Control Flow Guard. The principle of work and workarounds on the example of Adobe Flash Player

Microsoft does not leave attempts to win the endless war with exploiters, implementing new application protection techniques over and over again. This time, the developers of the Windows operating system approached the solution of this issue more fundamentally, shifting their view of the root of the problem. The work of almost every exploit is somehow aimed at intercepting the flow of application execution, therefore, it would not hurt to “teach” applications to monitor this moment.
The concept of Control Flow Integrity was described as early as 2005. And now, 10 years later, the developers at Microsoft presented their incomplete implementation of this concept - Control Flow Guard.

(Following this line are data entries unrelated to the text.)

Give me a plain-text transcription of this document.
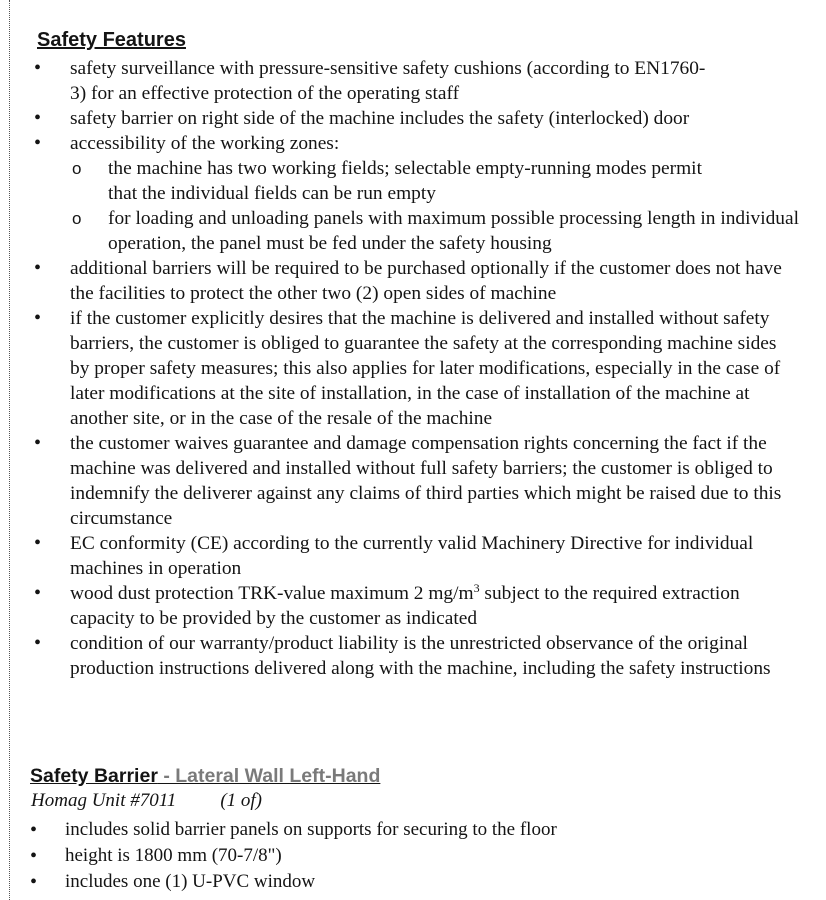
Safety Features
• safety surveillance with pressure-sensitive safety cushions (according to EN1760-3) for an effective protection of the operating staff
• safety barrier on right side of the machine includes the safety (interlocked) door
• accessibility of the working zones:
o the machine has two working fields; selectable empty-running modes permit that the individual fields can be run empty
o for loading and unloading panels with maximum possible processing length in individual operation, the panel must be fed under the safety housing
• additional barriers will be required to be purchased optionally if the customer does not have the facilities to protect the other two (2) open sides of machine
• if the customer explicitly desires that the machine is delivered and installed without safety barriers, the customer is obliged to guarantee the safety at the corresponding machine sides by proper safety measures; this also applies for later modifications, especially in the case of later modifications at the site of installation, in the case of installation of the machine at another site, or in the case of the resale of the machine
• the customer waives guarantee and damage compensation rights concerning the fact if the machine was delivered and installed without full safety barriers; the customer is obliged to indemnify the deliverer against any claims of third parties which might be raised due to this circumstance
• EC conformity (CE) according to the currently valid Machinery Directive for individual machines in operation
• wood dust protection TRK-value maximum 2 $mg/m^3$ subject to the required extraction capacity to be provided by the customer as indicated
• condition of our warranty/product liability is the unrestricted observance of the original production instructions delivered along with the machine, including the safety instructions
Safety Barrier - Lateral Wall Left-Hand
Homag Unit #7011 (1 of)
• includes solid barrier panels on supports for securing to the floor
• height is 1800 mm (70-7/8")
• includes one (1) U-PVC window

What is Control Flow Guard?

Control Flow Guard (Guard CF, CFG) is a relatively new Windows protection mechanism (exploit mitigation), aimed at complicating the exploitation of binary vulnerabilities in user applications and kernel-mode applications. The work of this mechanism is to validate implicit calls (indirect calls) that prevent an attacker from intercepting the flow of execution (for example, by rewriting the virtual function table). Combined with previous security mechanisms ( SafeSEH , ASLR , DEP , etc.) is an additional headache for the creators of exploits.
This security feature is available to users of Microsoft Windows 8.1 (Update 3, KB3000850) and Windows 10.
Compiling programs with CFG support is available in Microsoft Visual Studio 2015 ( how to enable? ).

A similar implementation of the protection mechanism based on the Control Flow Integrity concept for Linux operating systems is available in the PaX extension.

How does Control Flow Guard work?

Let's look at how CFG works in user mode. This mechanism has two main components: the address bitmap (managed by the kernel) and the procedure for checking the pointer of the function being called (used by user applications).
All CFG service information is recorded in the IMAGE_LOAD_CONFIG_DIRECTORY executable file at compile time:

GuardCFCheckFunctionPointer - pointer to the verification procedure
GuardCFFunctionTable - a table of valid addresses of functions (used by the kernel to initialize the bitmap)
GuardCFFunctionCount - the number of functions in the table
GuardFlags - flags

The IMAGE_NT_HEADERS.OptionalHeader.DllCharacteristics header IMAGE_DLLCHARACTERISTICS_GUARD_CF flag, indicating that this executable file supports the CFG mechanism.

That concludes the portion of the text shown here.